Leon made a tough call, but given the circumstances, he made the right one. Objectively setting aside the fact that tobacco consumption has been proven to be extremely dangerous and deadly, one needs to consider where this sort of regulation could be applied next.

This law, had it been upheld, could constitute legal precedent for, hypothetically, demanding that beer brewers put a picture of a person hospitalized for alcohol poisoning on their cans or that soda or candy producers depict morbidly obese individuals on their packaging.
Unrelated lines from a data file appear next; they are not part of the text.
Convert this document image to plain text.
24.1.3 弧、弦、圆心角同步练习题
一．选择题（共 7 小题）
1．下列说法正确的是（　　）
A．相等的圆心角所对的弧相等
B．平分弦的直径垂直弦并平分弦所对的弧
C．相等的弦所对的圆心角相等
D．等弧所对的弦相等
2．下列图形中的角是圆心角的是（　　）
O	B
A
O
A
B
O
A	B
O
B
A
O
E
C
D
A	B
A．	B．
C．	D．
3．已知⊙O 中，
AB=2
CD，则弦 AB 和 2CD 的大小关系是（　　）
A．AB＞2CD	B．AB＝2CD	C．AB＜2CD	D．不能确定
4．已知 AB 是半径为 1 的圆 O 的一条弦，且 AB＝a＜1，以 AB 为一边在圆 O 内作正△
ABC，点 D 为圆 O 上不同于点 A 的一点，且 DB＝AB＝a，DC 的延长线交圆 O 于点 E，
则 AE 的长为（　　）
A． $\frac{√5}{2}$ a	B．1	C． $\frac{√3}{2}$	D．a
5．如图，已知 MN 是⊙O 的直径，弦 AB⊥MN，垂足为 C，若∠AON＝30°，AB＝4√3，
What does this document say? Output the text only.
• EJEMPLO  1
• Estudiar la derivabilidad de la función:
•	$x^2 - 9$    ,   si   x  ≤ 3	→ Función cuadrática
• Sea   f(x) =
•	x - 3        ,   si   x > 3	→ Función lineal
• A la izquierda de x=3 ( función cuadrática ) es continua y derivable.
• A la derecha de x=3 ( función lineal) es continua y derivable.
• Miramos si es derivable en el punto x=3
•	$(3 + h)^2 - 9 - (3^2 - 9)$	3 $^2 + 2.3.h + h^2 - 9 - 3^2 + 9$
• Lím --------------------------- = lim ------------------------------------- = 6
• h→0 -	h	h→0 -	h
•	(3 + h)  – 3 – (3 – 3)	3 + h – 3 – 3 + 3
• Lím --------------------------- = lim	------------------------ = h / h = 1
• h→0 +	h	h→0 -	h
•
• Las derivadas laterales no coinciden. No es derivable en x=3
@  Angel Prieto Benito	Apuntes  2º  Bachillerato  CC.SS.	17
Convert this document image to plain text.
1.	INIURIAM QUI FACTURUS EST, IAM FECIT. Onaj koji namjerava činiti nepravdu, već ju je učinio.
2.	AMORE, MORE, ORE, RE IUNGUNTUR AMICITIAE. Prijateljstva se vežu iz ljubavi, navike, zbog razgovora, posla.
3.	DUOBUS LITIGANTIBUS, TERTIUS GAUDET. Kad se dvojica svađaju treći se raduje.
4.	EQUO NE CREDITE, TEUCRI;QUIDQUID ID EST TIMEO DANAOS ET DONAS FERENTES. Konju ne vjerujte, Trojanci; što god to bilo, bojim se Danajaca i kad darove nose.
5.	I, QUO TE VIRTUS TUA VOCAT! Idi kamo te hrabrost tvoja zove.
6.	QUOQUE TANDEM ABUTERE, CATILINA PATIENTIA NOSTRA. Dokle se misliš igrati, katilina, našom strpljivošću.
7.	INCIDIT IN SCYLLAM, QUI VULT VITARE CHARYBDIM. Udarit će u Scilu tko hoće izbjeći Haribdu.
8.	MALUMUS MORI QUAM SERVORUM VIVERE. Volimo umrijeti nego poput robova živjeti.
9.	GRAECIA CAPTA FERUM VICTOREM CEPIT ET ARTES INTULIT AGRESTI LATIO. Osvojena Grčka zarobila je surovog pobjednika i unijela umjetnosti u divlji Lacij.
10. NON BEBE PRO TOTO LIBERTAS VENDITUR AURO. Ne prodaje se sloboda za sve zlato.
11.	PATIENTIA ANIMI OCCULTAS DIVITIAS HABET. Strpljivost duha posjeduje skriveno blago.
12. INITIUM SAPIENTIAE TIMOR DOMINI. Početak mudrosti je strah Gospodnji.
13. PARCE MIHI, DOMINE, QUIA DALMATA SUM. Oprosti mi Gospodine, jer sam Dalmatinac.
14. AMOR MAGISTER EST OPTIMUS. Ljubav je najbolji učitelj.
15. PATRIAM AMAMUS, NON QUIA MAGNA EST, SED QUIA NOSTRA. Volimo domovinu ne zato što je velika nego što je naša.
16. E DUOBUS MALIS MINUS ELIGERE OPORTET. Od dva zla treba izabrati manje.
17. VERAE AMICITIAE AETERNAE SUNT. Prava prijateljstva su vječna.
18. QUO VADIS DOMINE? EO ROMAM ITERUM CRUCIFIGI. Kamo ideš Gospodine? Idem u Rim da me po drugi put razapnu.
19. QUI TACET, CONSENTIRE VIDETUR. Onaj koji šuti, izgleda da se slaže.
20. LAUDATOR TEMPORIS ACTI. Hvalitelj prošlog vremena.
If it becomes all right to demand that companies deliberately sabotage their unhealthy products' marketability, what would stop the Food and Drug Administration from rallying to kill other existing products' brand appeal?

The argument that other countries have put similar cigarette pack regulations in place ignores the fact that the United States has traditionally put a greater legal premium on free speech than other countries have.

Education to prevent young people from partaking in the potentially deadly activity of smoking is extremely important, and we fully support the use of similar dramatic anti−smoking images on signage and in ad campaigns, but this law, in specifically requiring the signage on packaging, went too far astray from the U.S. Constitution.